Sunday was the deadline for gathering public opinion on China's social security draft law. Suggestions by the public mainly focused on improving the management of social security funds as soon as possible, and allowing migrant workers to participate in specialized pension plans.
The draft clearly defines the methods of transferring pension payments, stating that pensions will gradually come under national level control. This is no doubt good news for migrant workers, who still have difficulty transferring their social security payments when they move about.
A migrant worker says, "I've worked here for a couple of months. I want to change cities to work. I will just withdraw the money I paid for social security, because it's a lot of trouble to transfer it."
Many migrant workers withdraw their insurance payments when they move to work in another city.
The current social security system allows workers to receive an annuity after paying into the pension fund for 15 years in one place.
But migrant workers are very unlikely to stay in one place for 15 years.
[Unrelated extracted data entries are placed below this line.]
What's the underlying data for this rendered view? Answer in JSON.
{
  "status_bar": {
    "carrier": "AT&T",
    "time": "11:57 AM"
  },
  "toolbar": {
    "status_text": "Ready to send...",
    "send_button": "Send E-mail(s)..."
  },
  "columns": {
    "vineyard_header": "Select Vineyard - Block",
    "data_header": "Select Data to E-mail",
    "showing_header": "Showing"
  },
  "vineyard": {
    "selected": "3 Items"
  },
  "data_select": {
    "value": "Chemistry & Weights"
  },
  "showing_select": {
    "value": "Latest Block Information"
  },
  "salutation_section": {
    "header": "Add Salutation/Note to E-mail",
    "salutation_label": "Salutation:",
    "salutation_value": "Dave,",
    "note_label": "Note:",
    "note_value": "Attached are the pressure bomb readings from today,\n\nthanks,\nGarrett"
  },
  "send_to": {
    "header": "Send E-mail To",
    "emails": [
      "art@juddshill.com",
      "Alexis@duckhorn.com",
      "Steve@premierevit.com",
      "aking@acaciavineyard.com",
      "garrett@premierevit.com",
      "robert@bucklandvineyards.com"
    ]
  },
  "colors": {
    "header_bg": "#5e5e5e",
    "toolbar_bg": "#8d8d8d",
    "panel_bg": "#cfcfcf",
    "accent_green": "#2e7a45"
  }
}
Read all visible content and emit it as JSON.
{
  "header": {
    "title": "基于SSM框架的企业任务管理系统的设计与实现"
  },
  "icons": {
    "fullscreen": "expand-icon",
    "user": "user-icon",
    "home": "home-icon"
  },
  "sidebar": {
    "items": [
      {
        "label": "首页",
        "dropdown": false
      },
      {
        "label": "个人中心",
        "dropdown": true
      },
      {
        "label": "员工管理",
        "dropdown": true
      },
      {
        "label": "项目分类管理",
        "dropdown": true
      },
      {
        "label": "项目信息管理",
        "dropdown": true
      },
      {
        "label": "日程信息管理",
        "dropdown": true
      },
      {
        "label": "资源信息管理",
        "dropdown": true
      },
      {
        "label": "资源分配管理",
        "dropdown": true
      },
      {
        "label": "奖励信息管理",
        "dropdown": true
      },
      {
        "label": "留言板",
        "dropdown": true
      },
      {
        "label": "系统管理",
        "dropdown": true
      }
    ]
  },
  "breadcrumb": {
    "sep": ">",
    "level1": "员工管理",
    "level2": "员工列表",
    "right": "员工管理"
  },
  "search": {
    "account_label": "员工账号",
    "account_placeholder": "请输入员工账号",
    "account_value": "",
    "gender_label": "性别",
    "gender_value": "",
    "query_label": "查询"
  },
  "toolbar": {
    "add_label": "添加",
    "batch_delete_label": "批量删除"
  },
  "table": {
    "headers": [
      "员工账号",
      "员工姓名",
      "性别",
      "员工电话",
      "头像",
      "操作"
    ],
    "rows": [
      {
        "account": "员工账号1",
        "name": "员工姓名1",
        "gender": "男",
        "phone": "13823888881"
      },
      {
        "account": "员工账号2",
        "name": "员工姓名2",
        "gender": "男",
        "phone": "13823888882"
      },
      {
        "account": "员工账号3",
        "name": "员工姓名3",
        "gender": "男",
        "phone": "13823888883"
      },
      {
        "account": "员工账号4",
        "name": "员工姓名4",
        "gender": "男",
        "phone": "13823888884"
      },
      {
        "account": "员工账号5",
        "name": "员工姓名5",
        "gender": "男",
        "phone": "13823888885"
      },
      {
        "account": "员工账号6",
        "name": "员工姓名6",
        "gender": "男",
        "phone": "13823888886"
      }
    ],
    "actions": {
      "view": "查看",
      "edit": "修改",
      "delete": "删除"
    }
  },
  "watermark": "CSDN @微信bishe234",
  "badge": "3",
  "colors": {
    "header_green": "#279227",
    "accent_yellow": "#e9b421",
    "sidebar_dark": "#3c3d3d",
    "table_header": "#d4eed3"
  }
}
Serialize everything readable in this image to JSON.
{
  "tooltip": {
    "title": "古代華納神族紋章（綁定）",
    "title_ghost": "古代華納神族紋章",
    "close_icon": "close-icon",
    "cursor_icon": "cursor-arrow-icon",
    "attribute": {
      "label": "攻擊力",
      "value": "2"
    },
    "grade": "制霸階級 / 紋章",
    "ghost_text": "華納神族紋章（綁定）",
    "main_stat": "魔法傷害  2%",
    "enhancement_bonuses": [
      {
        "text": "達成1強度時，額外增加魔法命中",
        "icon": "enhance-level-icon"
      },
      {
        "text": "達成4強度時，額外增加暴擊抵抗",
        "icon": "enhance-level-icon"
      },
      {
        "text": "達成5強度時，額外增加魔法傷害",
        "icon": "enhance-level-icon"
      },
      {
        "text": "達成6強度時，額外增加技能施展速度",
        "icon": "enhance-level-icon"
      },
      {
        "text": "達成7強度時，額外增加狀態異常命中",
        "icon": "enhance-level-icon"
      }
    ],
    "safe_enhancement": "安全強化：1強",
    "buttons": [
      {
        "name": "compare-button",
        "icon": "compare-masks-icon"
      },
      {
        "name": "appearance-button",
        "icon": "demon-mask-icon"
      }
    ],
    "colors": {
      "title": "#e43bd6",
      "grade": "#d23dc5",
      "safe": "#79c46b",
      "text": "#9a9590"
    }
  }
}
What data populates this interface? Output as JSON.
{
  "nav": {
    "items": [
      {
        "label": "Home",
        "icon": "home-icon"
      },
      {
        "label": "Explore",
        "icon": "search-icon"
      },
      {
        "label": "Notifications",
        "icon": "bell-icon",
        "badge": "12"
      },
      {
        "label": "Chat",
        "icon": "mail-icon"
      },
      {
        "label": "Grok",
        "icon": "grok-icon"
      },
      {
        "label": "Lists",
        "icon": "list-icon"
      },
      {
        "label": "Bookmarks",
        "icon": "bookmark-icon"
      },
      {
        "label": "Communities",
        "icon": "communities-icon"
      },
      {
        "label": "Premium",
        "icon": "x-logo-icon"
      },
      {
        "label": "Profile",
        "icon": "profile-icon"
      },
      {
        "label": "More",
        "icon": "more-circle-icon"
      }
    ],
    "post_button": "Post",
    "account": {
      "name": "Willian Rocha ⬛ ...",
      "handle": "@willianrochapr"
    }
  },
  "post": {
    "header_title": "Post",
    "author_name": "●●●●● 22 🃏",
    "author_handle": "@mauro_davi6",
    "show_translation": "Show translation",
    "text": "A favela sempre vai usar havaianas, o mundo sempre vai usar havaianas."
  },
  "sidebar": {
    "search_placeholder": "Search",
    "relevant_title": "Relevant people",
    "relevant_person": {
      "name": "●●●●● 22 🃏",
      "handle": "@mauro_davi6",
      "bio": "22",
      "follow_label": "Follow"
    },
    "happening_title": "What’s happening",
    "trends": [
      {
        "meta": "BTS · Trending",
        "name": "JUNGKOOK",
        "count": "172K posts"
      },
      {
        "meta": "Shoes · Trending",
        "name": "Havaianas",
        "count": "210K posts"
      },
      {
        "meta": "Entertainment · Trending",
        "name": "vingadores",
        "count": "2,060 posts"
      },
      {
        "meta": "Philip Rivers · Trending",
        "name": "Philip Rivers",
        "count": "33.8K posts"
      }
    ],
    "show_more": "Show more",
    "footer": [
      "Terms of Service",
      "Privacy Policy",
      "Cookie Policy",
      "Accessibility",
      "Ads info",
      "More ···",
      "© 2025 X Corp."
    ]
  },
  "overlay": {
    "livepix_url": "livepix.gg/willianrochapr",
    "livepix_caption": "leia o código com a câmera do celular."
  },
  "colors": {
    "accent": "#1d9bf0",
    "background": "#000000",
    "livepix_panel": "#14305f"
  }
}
So it has been suggested migrant workers' pensions are transferred automatically when they move to another company or city.
Analysts say national-level management of social security will facilitate free movement of the labor force, and make it easier to maintain and build up the social security fund.
Zheng Bingwen, researcher of Chinese Academy of Social Sciences, says, "now the fund is under county and city-level control, and it's a very small amount of money. It's not good for increasing returns."
Public opinion also called for more government investment in social security.
Currently, social security only accounts for around 12 percent of the country's fiscal expenditure.
In most developed countries, the figure is between 30 and 40 percent.